Imagine the poor minister who is given the responsibility to ensure that citizens’ rights have not been breached. Will he discriminate between citizens coming from the electoral district he or she contests and others who vote for somebody else? Will he have any pressures from MPs whose voters insist that they want a ‘pjaċir’? Will he control his colleagues who are themselves accused of injustices? How will he ensure that jobs with the government and state entities are not given away to voters from the electoral district or districts in which the responsible minister – and Cabinet colleague – contests?

At the end of the day this way of doing things will only ensure that come the next election, the person who would have been given this impossible ministry will not be re-elected! 

The phenomenon of clientelism in Maltese politics is not something restricted to Malta. The financial troubles in Greece owe much to the clientelism in Greek politics with too many people employed by the state and political parties in power giving away hand-outs to their faithful, which translated into practically everybody as a result of the democratic alternation of power.

The only way we can start eliminating clientelism is to radically change the way people are elected Members of Parliament. With our present system, candidates of the same party compete against each other and apart from the fact that this has led to a lot of waste of money, energy and effort, it is the main cause of the clientelism phenomenon. It has given voters the power of blackmail and the political class the bad name that it has – besides being the real reason behind the over-manning in the public sector.

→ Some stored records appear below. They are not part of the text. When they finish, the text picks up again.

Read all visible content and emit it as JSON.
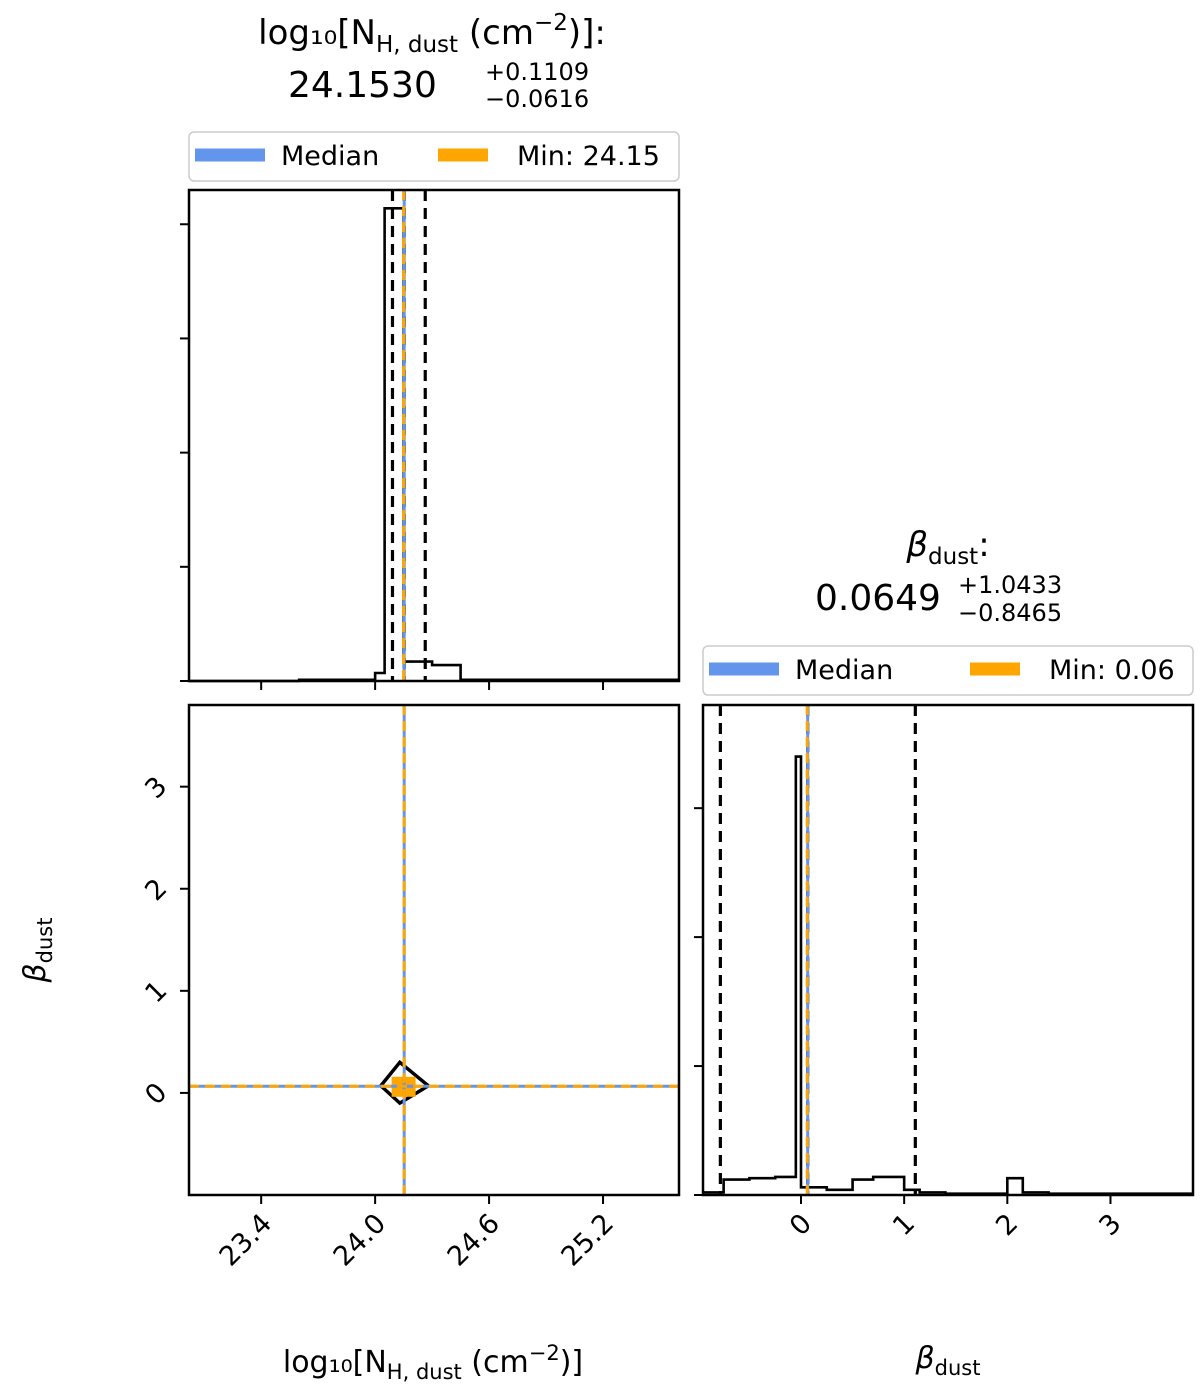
{
  "chart_data": [
    {
      "type": "histogram",
      "panel": "top-left",
      "title_line1": "log₁₀[N",
      "title_sub": "H, dust",
      "title_line1_after": " (cm",
      "title_sup": "−2",
      "title_line1_end": ")]:",
      "title_value": "24.1530",
      "title_plus": "+0.1109",
      "title_minus": "−0.0616",
      "legend": {
        "median_label": "Median",
        "min_label": "Min: 24.15",
        "placement": "top, above panel"
      },
      "xlim": [
        23.02,
        25.6
      ],
      "ylim": [
        0,
        4.3
      ],
      "bin_edges": [
        23.0,
        23.6,
        24.0,
        24.05,
        24.1,
        24.15,
        24.2,
        24.3,
        24.45,
        25.0,
        25.6
      ],
      "counts": [
        0,
        0.01,
        0.07,
        4.14,
        4.14,
        0.17,
        0.17,
        0.14,
        0.01,
        0.01
      ],
      "quantile_lines": [
        24.0914,
        24.153,
        24.2639
      ],
      "median": 24.153,
      "min": 24.15,
      "x_ticks": [
        23.4,
        24.0,
        24.6,
        25.2
      ],
      "y_ticks": [
        0,
        1,
        2,
        3,
        4
      ],
      "y_tick_labels_shown": false
    },
    {
      "type": "scatter",
      "panel": "bottom-left",
      "xlabel_main": "log₁₀[N",
      "xlabel_sub": "H, dust",
      "xlabel_after": " (cm",
      "xlabel_sup": "−2",
      "xlabel_end": ")]",
      "ylabel_main": "β",
      "ylabel_sub": "dust",
      "xlim": [
        23.02,
        25.6
      ],
      "ylim": [
        -1.0,
        3.8
      ],
      "x_ticks": [
        23.4,
        24.0,
        24.6,
        25.2
      ],
      "x_tick_labels": [
        "23.4",
        "24.0",
        "24.6",
        "25.2"
      ],
      "y_ticks": [
        0,
        1,
        2,
        3
      ],
      "y_tick_labels": [
        "0",
        "1",
        "2",
        "3"
      ],
      "median_point": {
        "x": 24.153,
        "y": 0.0649
      },
      "contour_points": [
        [
          24.03,
          0.07
        ],
        [
          24.13,
          0.3
        ],
        [
          24.28,
          0.07
        ],
        [
          24.13,
          -0.1
        ]
      ],
      "center_marker": {
        "x": 24.15,
        "y": 0.06
      }
    },
    {
      "type": "histogram",
      "panel": "bottom-right",
      "title_main": "β",
      "title_sub": "dust",
      "title_colon": ":",
      "title_value": "0.0649",
      "title_plus": "+1.0433",
      "title_minus": "−0.8465",
      "legend": {
        "median_label": "Median",
        "min_label": "Min: 0.06",
        "placement": "top, above panel"
      },
      "xlabel_main": "β",
      "xlabel_sub": "dust",
      "xlim": [
        -0.95,
        3.8
      ],
      "ylim": [
        0,
        3.8
      ],
      "bin_edges": [
        -1.0,
        -0.75,
        -0.5,
        -0.25,
        -0.05,
        0.0,
        0.25,
        0.5,
        0.7,
        1.0,
        1.15,
        1.4,
        1.6,
        2.0,
        2.15,
        2.4,
        2.65,
        2.9,
        3.2,
        3.8
      ],
      "counts": [
        0.02,
        0.12,
        0.13,
        0.14,
        3.4,
        0.06,
        0.04,
        0.12,
        0.14,
        0.04,
        0.02,
        0.01,
        0.01,
        0.13,
        0.02,
        0.01,
        0.01,
        0.01,
        0.01
      ],
      "quantile_lines": [
        -0.7816,
        0.0649,
        1.1082
      ],
      "median": 0.0649,
      "min": 0.06,
      "x_ticks": [
        0,
        1,
        2,
        3
      ],
      "x_tick_labels": [
        "0",
        "1",
        "2",
        "3"
      ],
      "y_ticks": [
        0,
        1,
        2,
        3
      ],
      "y_tick_labels_shown": false
    }
  ],
  "colors": {
    "median": "#6495ed",
    "min": "#ffa500",
    "hist": "#000000"
  }
}
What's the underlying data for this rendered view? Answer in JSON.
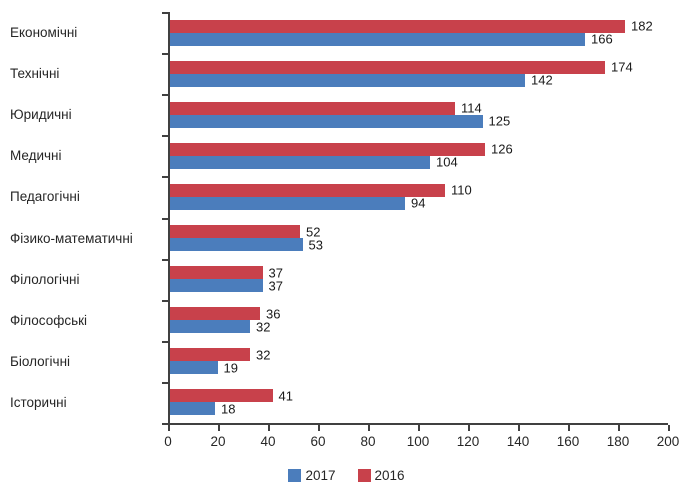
{
  "chart_data": {
    "type": "bar",
    "orientation": "horizontal",
    "title": "",
    "xlabel": "",
    "ylabel": "",
    "categories": [
      "Економічні",
      "Технічні",
      "Юридичні",
      "Медичні",
      "Педагогічні",
      "Фізико-математичні",
      "Філологічні",
      "Філософські",
      "Біологічні",
      "Історичні"
    ],
    "series": [
      {
        "name": "2016",
        "color": "#C8414B",
        "values": [
          182,
          174,
          114,
          126,
          110,
          52,
          37,
          36,
          32,
          41
        ]
      },
      {
        "name": "2017",
        "color": "#4B7DBC",
        "values": [
          166,
          142,
          125,
          104,
          94,
          53,
          37,
          32,
          19,
          18
        ]
      }
    ],
    "bar_order_top_to_bottom": [
      "2016",
      "2017"
    ],
    "xlim": [
      0,
      200
    ],
    "xticks": [
      0,
      20,
      40,
      60,
      80,
      100,
      120,
      140,
      160,
      180,
      200
    ],
    "grid": false,
    "value_labels": true,
    "legend": [
      {
        "label": "2017",
        "color": "#4B7DBC"
      },
      {
        "label": "2016",
        "color": "#C8414B"
      }
    ],
    "legend_position": "bottom-center",
    "axis_color": "#404040",
    "text_color": "#262626"
  }
}
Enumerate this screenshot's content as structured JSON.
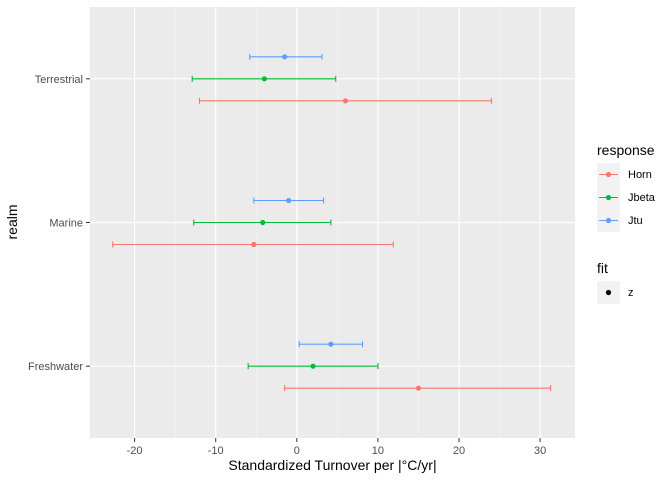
{
  "chart_data": {
    "type": "scatter",
    "subtype": "pointrange-horizontal",
    "title": "",
    "xlabel": "Standardized Turnover per |°C/yr|",
    "ylabel": "realm",
    "xlim": [
      -25.5,
      34.3
    ],
    "x_ticks": [
      -20,
      -10,
      0,
      10,
      20,
      30
    ],
    "categories": [
      "Freshwater",
      "Marine",
      "Terrestrial"
    ],
    "grid": true,
    "legend_position": "right",
    "legend": {
      "color_title": "response",
      "shape_title": "fit",
      "shape_items": [
        "z"
      ]
    },
    "series": [
      {
        "name": "Horn",
        "color": "#F8766D",
        "points": [
          {
            "category": "Terrestrial",
            "x": 6.0,
            "low": -12.0,
            "high": 24.0
          },
          {
            "category": "Marine",
            "x": -5.3,
            "low": -22.7,
            "high": 11.9
          },
          {
            "category": "Freshwater",
            "x": 15.0,
            "low": -1.5,
            "high": 31.3
          }
        ]
      },
      {
        "name": "Jbeta",
        "color": "#00BA38",
        "points": [
          {
            "category": "Terrestrial",
            "x": -4.0,
            "low": -12.9,
            "high": 4.8
          },
          {
            "category": "Marine",
            "x": -4.2,
            "low": -12.7,
            "high": 4.2
          },
          {
            "category": "Freshwater",
            "x": 2.0,
            "low": -6.0,
            "high": 10.0
          }
        ]
      },
      {
        "name": "Jtu",
        "color": "#619CFF",
        "points": [
          {
            "category": "Terrestrial",
            "x": -1.5,
            "low": -5.8,
            "high": 3.1
          },
          {
            "category": "Marine",
            "x": -1.0,
            "low": -5.3,
            "high": 3.3
          },
          {
            "category": "Freshwater",
            "x": 4.2,
            "low": 0.3,
            "high": 8.1
          }
        ]
      }
    ]
  }
}
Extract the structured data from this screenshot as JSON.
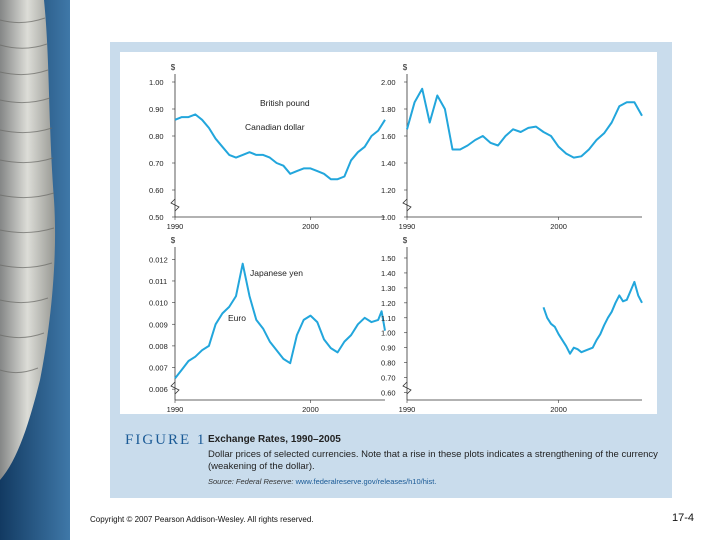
{
  "figure": {
    "label": "FIGURE 1",
    "title": "Exchange Rates, 1990–2005",
    "description": "Dollar prices of selected currencies. Note that a rise in these plots indicates a strengthening of the currency (weakening of the dollar).",
    "source_prefix": "Source: Federal Reserve:",
    "source_url": "www.federalreserve.gov/releases/h10/hist."
  },
  "footer": {
    "copyright": "Copyright © 2007 Pearson Addison-Wesley. All rights reserved.",
    "page": "17-4"
  },
  "colors": {
    "line": "#22a6dc",
    "panel": "#c9dcec",
    "plot": "#ffffff",
    "accent": "#1a5a96"
  },
  "chart_data": [
    {
      "type": "line",
      "unit": "$",
      "annotation": "Canadian dollar",
      "yticks": [
        1.0,
        0.9,
        0.8,
        0.7,
        0.6,
        0.5
      ],
      "ytick_labels": [
        "1.00",
        "0.90",
        "0.80",
        "0.70",
        "0.60",
        "0.50"
      ],
      "ylim": [
        0.5,
        1.0
      ],
      "xlim": [
        1990,
        2005.5
      ],
      "xtick_labels": [
        "1990",
        "2000"
      ],
      "series": [
        {
          "x": [
            1990,
            1990.5,
            1991,
            1991.5,
            1992,
            1992.5,
            1993,
            1993.5,
            1994,
            1994.5,
            1995,
            1995.5,
            1996,
            1996.5,
            1997,
            1997.5,
            1998,
            1998.5,
            1999,
            1999.5,
            2000,
            2000.5,
            2001,
            2001.5,
            2002,
            2002.5,
            2003,
            2003.5,
            2004,
            2004.5,
            2005,
            2005.5
          ],
          "values": [
            0.86,
            0.87,
            0.87,
            0.88,
            0.86,
            0.83,
            0.79,
            0.76,
            0.73,
            0.72,
            0.73,
            0.74,
            0.73,
            0.73,
            0.72,
            0.7,
            0.69,
            0.66,
            0.67,
            0.68,
            0.68,
            0.67,
            0.66,
            0.64,
            0.64,
            0.65,
            0.71,
            0.74,
            0.76,
            0.8,
            0.82,
            0.86
          ]
        }
      ]
    },
    {
      "type": "line",
      "unit": "$",
      "annotation": "British pound",
      "yticks": [
        2.0,
        1.8,
        1.6,
        1.4,
        1.2,
        1.0
      ],
      "ytick_labels": [
        "2.00",
        "1.80",
        "1.60",
        "1.40",
        "1.20",
        "1.00"
      ],
      "ylim": [
        1.0,
        2.0
      ],
      "xlim": [
        1990,
        2005.5
      ],
      "xtick_labels": [
        "1990",
        "2000"
      ],
      "series": [
        {
          "x": [
            1990,
            1990.5,
            1991,
            1991.5,
            1992,
            1992.5,
            1993,
            1993.5,
            1994,
            1994.5,
            1995,
            1995.5,
            1996,
            1996.5,
            1997,
            1997.5,
            1998,
            1998.5,
            1999,
            1999.5,
            2000,
            2000.5,
            2001,
            2001.5,
            2002,
            2002.5,
            2003,
            2003.5,
            2004,
            2004.5,
            2005,
            2005.5
          ],
          "values": [
            1.65,
            1.85,
            1.95,
            1.7,
            1.9,
            1.8,
            1.5,
            1.5,
            1.53,
            1.57,
            1.6,
            1.55,
            1.53,
            1.6,
            1.65,
            1.63,
            1.66,
            1.67,
            1.63,
            1.6,
            1.52,
            1.47,
            1.44,
            1.45,
            1.5,
            1.57,
            1.62,
            1.7,
            1.82,
            1.85,
            1.85,
            1.75
          ]
        }
      ]
    },
    {
      "type": "line",
      "unit": "$",
      "annotation": "Japanese yen",
      "yticks": [
        0.012,
        0.011,
        0.01,
        0.009,
        0.008,
        0.007,
        0.006
      ],
      "ytick_labels": [
        "0.012",
        "0.011",
        "0.010",
        "0.009",
        "0.008",
        "0.007",
        "0.006"
      ],
      "ylim": [
        0.0055,
        0.0122
      ],
      "xlim": [
        1990,
        2005.5
      ],
      "xtick_labels": [
        "1990",
        "2000"
      ],
      "series": [
        {
          "x": [
            1990,
            1990.5,
            1991,
            1991.5,
            1992,
            1992.5,
            1993,
            1993.5,
            1994,
            1994.5,
            1995,
            1995.5,
            1996,
            1996.5,
            1997,
            1997.5,
            1998,
            1998.5,
            1999,
            1999.5,
            2000,
            2000.5,
            2001,
            2001.5,
            2002,
            2002.5,
            2003,
            2003.5,
            2004,
            2004.5,
            2005,
            2005.25,
            2005.5
          ],
          "values": [
            0.0065,
            0.0069,
            0.0073,
            0.0075,
            0.0078,
            0.008,
            0.009,
            0.0095,
            0.0098,
            0.0103,
            0.0118,
            0.0103,
            0.0092,
            0.0088,
            0.0082,
            0.0078,
            0.0074,
            0.0072,
            0.0085,
            0.0092,
            0.0094,
            0.0091,
            0.0083,
            0.0079,
            0.0077,
            0.0082,
            0.0085,
            0.009,
            0.0093,
            0.0091,
            0.0092,
            0.0096,
            0.0087
          ]
        }
      ]
    },
    {
      "type": "line",
      "unit": "$",
      "annotation": "Euro",
      "yticks": [
        1.5,
        1.4,
        1.3,
        1.2,
        1.1,
        1.0,
        0.9,
        0.8,
        0.7,
        0.6
      ],
      "ytick_labels": [
        "1.50",
        "1.40",
        "1.30",
        "1.20",
        "1.10",
        "1.00",
        "0.90",
        "0.80",
        "0.70",
        "0.60"
      ],
      "ylim": [
        0.55,
        1.52
      ],
      "xlim": [
        1990,
        2005.5
      ],
      "xtick_labels": [
        "1990",
        "2000"
      ],
      "series": [
        {
          "x": [
            1999,
            1999.25,
            1999.5,
            1999.75,
            2000,
            2000.25,
            2000.5,
            2000.75,
            2001,
            2001.25,
            2001.5,
            2001.75,
            2002,
            2002.25,
            2002.5,
            2002.75,
            2003,
            2003.25,
            2003.5,
            2003.75,
            2004,
            2004.25,
            2004.5,
            2004.75,
            2005,
            2005.25,
            2005.5
          ],
          "values": [
            1.17,
            1.1,
            1.06,
            1.04,
            0.99,
            0.95,
            0.91,
            0.86,
            0.9,
            0.89,
            0.87,
            0.88,
            0.89,
            0.9,
            0.95,
            0.99,
            1.05,
            1.1,
            1.14,
            1.2,
            1.25,
            1.21,
            1.22,
            1.28,
            1.34,
            1.25,
            1.2
          ]
        }
      ]
    }
  ]
}
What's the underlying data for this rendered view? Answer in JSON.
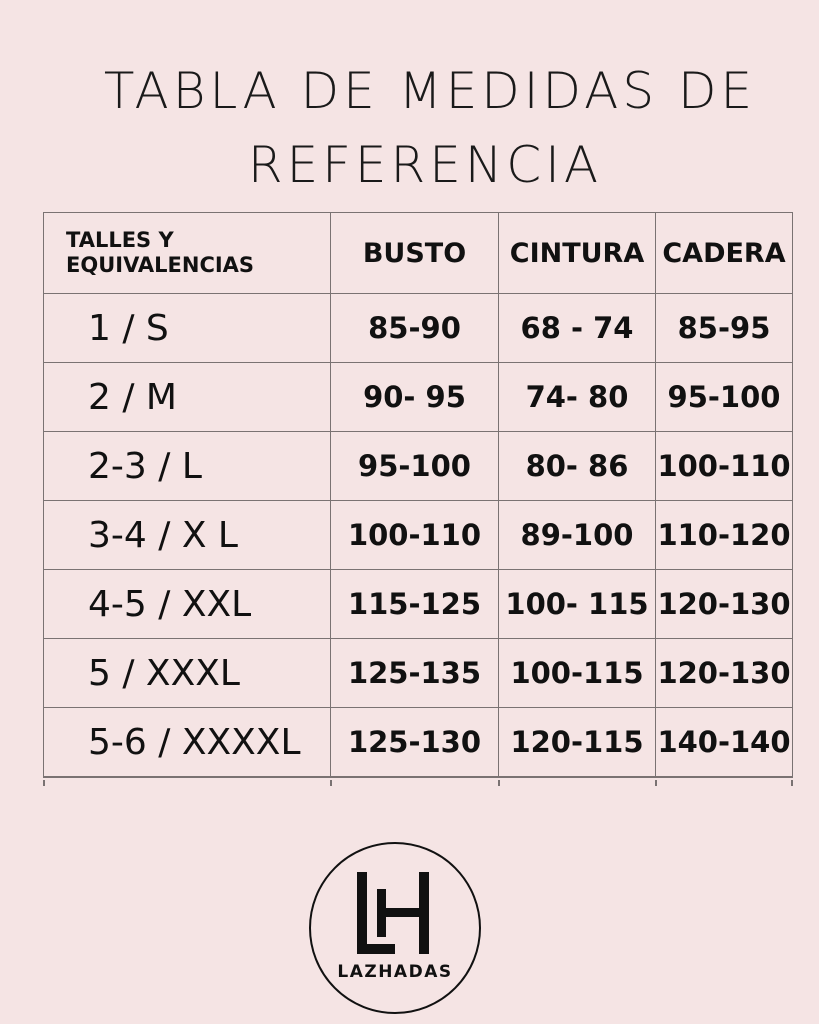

I have always been of the opinion that the whole system stinks and that despite the fact that many argue that the Maltese voter is used to this system, in actual fact the majority of Maltese voters are not aware of the mathematical implications of the numbers they indicate in front of the names of the different candidates on the ballot paper.

Tell any voter that every citizen has only one vote that can only be given to one candidate and the voter will stare back in disbelief. Tell the voter that this only vote goes to the person indicated as the first preference (with a number 1) and that the other numbers are just an ‘insurance’ in case the preferred candidate does not utilise the vote… and the voter will think that you are hallucinating.

Ask any voter coming out of a polling booth to recall the names of the candidates that were given a preference after number 3 and the voter will stare at you in the face – which explains why casual elections are ‘pot luck’ lotteries that leave unexpected ‘casualties’ and ‘triumphs’ in their wake.

It is not just the ordinary man in the street that does not understand how the system really works. I have met MPs from both sides of the House whose understanding of the system is no better. 

So I say: scrap ‘our’ electoral system. It is the only way this country can get out of the clientelism trap. We do not have to re-invent the wheel. We should first take a thorough look at five or six different electoral systems that already exist elsewhere and have passed the test of time.

The political parties have been reluctant to opt for a system that implies a list of candidates in a preferential order drawn up by the parties themselves. They should boldly shake themselves out of this mentality and then agree upon a system that avoids so much unnecessary hassle and is the main cause of clientelism.